執行役員制度の運用上の留意点

執行役員制度の運用場面では、「執行役員の法的地位」「執行役員の権限」「会社の他機関等の執行役員に対する関係」に留意する必要がある。


1.執行役員の法的地位(会社との契約関係)

会社との契約関係が、就任パターンによって多少の差異が生じる。

A:会社の従業員が、従業員としての地位を喪失せずに(執行役員への就任が退職事由とはならずに)執行役員に就任する。

この場合は、雇用関係。

B:会社の取締役が、退任した上で、執行役員に就任する。

この場合は、雇用契約でも委任契約でも可能。会社が当該執行役員をどのように位置づけるかにより決まる。
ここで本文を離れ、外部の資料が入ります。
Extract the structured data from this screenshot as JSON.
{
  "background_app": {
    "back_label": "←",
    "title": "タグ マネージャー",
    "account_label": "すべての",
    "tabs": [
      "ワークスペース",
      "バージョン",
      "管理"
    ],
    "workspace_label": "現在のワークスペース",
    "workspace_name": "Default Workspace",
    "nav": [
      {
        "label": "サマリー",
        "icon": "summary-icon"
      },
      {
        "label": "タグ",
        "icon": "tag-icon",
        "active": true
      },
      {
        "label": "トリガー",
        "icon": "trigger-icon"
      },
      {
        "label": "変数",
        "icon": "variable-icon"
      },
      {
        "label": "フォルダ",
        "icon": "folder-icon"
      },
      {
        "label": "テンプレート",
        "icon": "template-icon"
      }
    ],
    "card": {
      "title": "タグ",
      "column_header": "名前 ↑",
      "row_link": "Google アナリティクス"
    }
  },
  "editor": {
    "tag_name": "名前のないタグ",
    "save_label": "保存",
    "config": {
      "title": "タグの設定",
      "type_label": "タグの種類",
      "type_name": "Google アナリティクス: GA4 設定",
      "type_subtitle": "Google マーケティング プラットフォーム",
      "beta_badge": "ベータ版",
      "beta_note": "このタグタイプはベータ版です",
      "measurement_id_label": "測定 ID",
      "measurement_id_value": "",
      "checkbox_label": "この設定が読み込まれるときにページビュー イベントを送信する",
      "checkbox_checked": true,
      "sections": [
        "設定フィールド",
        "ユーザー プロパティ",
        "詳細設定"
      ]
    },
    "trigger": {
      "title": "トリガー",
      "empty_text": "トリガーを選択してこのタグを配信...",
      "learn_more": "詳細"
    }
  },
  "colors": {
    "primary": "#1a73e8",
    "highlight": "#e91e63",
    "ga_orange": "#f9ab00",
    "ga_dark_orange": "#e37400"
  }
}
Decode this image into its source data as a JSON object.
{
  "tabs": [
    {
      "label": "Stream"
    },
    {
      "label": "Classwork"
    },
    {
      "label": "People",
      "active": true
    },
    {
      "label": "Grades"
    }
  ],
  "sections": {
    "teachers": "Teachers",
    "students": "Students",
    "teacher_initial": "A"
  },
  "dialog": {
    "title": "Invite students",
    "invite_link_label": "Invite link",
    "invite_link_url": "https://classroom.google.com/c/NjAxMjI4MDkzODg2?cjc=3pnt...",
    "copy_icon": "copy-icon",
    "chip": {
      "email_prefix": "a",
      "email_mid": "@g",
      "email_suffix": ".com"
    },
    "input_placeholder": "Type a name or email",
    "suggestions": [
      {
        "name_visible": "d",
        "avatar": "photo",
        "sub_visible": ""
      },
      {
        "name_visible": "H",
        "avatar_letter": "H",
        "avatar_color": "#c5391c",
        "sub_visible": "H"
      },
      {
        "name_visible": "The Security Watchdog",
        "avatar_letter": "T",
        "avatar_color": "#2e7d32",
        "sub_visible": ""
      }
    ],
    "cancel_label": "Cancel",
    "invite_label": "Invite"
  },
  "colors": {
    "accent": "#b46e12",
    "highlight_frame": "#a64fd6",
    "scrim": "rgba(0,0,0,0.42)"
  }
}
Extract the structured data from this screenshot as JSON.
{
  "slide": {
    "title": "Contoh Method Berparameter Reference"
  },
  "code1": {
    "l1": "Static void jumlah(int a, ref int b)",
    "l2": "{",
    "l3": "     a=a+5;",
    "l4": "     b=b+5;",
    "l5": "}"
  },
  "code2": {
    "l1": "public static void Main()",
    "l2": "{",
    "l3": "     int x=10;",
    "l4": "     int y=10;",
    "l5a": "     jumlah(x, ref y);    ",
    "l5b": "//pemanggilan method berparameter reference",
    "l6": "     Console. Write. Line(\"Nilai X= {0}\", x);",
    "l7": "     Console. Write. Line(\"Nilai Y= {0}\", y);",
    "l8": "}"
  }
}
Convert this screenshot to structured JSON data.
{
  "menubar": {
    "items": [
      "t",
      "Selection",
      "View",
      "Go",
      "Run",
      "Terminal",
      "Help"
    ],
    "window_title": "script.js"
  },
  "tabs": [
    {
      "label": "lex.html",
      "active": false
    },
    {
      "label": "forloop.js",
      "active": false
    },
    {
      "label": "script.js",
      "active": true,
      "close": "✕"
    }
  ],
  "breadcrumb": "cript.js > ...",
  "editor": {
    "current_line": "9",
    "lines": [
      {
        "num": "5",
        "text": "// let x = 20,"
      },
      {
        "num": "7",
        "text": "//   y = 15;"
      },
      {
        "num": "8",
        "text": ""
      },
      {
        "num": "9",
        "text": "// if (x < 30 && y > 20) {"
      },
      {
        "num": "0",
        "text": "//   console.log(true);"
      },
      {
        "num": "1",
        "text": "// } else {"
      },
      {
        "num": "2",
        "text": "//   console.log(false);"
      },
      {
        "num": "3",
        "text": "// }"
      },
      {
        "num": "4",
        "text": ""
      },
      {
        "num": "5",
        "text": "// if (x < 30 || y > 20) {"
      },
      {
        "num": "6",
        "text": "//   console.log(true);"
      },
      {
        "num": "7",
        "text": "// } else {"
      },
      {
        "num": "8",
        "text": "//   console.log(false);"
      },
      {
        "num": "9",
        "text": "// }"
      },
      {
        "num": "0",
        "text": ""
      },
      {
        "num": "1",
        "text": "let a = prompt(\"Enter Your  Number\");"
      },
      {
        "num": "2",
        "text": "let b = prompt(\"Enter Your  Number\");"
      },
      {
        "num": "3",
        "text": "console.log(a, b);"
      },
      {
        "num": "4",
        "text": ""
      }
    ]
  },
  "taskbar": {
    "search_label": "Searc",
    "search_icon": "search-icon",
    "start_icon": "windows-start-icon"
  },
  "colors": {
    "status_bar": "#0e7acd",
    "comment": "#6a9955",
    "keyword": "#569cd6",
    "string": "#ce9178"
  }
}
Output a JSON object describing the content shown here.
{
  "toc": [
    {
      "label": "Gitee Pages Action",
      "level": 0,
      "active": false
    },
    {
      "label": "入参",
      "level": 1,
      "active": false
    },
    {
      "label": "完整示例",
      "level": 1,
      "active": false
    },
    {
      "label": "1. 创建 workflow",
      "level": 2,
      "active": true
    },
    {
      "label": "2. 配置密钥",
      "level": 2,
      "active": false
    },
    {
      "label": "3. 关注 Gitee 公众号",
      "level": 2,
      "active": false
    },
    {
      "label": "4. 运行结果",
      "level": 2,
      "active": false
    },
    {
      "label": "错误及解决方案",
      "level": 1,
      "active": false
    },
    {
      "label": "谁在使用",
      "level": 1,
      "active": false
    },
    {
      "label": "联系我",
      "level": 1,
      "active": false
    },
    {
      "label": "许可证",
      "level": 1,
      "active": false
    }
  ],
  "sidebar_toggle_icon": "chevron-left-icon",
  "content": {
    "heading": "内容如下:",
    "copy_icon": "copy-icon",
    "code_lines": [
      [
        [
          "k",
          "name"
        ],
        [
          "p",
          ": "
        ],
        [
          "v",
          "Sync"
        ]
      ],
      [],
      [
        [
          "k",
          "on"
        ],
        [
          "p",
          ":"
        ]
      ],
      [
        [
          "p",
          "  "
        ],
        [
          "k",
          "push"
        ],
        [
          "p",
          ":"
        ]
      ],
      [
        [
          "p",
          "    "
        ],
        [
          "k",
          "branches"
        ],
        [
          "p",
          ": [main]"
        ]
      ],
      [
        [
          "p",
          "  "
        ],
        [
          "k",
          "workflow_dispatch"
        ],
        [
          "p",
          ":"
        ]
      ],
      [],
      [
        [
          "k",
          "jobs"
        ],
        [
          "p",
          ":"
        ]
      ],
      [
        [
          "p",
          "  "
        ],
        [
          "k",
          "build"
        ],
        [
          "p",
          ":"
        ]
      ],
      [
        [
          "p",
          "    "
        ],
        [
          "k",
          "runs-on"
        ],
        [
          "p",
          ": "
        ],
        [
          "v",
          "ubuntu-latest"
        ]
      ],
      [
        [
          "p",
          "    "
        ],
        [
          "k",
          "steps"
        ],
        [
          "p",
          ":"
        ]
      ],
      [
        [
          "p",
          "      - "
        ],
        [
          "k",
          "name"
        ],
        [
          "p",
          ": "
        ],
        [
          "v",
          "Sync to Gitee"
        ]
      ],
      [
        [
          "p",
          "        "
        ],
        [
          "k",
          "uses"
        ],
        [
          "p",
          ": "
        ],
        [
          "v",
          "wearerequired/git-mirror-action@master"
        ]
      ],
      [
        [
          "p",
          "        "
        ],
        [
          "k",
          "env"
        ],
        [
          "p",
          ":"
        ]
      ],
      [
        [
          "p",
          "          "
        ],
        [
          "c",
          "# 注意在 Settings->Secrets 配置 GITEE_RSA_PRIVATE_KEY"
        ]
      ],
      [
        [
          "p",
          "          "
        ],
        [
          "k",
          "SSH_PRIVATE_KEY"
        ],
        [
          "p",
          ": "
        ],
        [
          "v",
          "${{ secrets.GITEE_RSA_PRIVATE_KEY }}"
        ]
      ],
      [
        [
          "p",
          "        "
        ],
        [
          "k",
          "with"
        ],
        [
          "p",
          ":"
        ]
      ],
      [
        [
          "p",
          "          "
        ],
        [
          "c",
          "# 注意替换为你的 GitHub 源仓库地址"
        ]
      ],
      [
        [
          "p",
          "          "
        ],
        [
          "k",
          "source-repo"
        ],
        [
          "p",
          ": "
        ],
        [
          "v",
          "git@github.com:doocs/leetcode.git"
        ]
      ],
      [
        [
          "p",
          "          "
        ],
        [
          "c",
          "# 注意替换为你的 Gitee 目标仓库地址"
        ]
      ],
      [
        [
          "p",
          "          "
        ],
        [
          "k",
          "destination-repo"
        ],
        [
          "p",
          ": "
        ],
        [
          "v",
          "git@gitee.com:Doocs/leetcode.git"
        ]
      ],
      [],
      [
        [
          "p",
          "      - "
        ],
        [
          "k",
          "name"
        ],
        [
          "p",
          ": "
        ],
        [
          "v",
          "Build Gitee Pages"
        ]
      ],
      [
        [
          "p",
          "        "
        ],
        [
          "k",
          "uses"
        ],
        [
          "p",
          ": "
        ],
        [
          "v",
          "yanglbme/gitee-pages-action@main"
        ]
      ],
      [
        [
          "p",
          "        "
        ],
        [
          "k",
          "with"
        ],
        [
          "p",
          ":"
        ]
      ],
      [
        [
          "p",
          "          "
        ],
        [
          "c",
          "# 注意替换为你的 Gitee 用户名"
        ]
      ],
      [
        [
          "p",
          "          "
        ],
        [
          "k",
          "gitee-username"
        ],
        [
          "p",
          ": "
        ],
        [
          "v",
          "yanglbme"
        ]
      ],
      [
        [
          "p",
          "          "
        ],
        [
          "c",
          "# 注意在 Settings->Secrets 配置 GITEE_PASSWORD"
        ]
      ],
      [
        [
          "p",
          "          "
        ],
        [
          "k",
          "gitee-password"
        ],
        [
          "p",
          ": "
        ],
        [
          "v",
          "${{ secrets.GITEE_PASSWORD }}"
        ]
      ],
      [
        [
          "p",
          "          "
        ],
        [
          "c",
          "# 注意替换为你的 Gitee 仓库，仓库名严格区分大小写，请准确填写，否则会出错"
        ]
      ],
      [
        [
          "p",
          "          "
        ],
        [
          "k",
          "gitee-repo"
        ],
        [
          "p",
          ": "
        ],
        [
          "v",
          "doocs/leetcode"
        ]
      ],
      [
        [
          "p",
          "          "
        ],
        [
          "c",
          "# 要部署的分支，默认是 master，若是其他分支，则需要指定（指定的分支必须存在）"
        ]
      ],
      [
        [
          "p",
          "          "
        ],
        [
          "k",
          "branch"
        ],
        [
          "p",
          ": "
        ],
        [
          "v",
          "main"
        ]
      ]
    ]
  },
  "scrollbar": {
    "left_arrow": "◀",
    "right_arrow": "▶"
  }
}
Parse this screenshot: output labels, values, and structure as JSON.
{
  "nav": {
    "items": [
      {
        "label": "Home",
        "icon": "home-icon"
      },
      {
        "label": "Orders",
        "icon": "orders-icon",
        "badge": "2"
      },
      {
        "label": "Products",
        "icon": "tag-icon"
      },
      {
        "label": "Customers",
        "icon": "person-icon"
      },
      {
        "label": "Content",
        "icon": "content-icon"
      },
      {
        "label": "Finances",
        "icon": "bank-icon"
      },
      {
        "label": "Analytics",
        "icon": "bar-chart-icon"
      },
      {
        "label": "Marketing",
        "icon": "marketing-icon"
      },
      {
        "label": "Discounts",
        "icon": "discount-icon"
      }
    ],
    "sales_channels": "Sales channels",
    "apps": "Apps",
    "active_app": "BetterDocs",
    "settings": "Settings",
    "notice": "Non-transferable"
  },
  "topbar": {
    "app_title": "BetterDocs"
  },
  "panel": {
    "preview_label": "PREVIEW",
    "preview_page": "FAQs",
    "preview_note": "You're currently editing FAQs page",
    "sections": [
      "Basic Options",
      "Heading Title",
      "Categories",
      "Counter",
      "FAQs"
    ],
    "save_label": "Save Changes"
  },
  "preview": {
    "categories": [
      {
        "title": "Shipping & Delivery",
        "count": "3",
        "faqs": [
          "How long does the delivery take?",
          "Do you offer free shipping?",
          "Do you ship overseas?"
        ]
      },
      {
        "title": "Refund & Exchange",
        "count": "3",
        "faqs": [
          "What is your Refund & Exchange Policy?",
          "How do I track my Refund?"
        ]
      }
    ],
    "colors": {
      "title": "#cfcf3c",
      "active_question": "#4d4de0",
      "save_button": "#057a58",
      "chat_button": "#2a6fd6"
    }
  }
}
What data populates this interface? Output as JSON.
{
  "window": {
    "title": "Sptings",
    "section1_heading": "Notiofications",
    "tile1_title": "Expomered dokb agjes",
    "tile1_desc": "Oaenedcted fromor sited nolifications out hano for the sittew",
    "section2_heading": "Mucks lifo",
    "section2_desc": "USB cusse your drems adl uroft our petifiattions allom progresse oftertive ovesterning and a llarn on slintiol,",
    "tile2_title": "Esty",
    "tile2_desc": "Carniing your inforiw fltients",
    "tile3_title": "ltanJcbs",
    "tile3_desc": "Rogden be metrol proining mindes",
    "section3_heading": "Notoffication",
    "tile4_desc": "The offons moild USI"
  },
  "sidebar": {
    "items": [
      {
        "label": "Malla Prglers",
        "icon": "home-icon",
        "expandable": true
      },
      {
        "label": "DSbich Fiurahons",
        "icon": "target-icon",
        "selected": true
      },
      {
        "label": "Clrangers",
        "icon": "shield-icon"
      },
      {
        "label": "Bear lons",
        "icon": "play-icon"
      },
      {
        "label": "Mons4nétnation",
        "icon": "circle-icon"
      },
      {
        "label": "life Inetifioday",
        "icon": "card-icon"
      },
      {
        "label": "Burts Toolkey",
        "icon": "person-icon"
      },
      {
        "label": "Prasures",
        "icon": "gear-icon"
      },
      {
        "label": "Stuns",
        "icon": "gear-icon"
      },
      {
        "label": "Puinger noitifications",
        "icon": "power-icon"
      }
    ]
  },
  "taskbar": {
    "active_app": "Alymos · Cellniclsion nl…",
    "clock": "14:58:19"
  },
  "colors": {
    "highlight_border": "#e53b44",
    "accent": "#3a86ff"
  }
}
C:会社の取締役が、取締役としての地位を保持したまま、執行役員に就任する(取締役兼務執行役員)。

この場合は、委任関係(委任型)。


2.執行役員の権限

現行法上は、執行役員に法律上権限が与えられているものではなく、その就任によって当然何らかの権限が生ずるものではない。その権限の具体的内容は、執行役員規程や職務分掌規程などによって定められる。


3.会社の他機関等の執行役員に対する関係

■ 株主総会

執行役員は株主総会に出席する権利義務はないが、取締役の指示に基づいて出席することは可能である。

■ 取締役会

取締役会は執行役員について選任及び解任権を有する。また、執行役員は取締役会の審議や決議に参加できないが、取締役の指示に基づいて、取締役会において説明や報告を行うことは可能である。

■ 代表取締役

執行役員は、代表取締役の業務執行権限の委譲を受けて業務執行を行う使用人であるから、代表取締役は、執行役員に対する監視監督を直接行う権限を有しており、かつ、義務を負うと考えられる。

■ 各取締役

各取締役は取締役会を通じて代表取締役の業務執行について監視監督する義務を負うため、代表取締役の業務執行権限の委譲を受けた執行役員の行為につき、代表取締役を監視監督することによって、間接的に監督する権限と義務を負うと考えられる。

■ 監査役、監査役会

監査役は執行役員の行為について、直接に差止請求権を行使することはできないが、取締役の職務の執行を監査する権限と職責を負う(会社法381条1項)ため、取締役(代表取締役)に対して監査権限を行使し、取締役をして、執行役員の行為について監視監督させることで、取締役を通じて、間接的に、執行役員の行為に対して監査権限を行使することができる。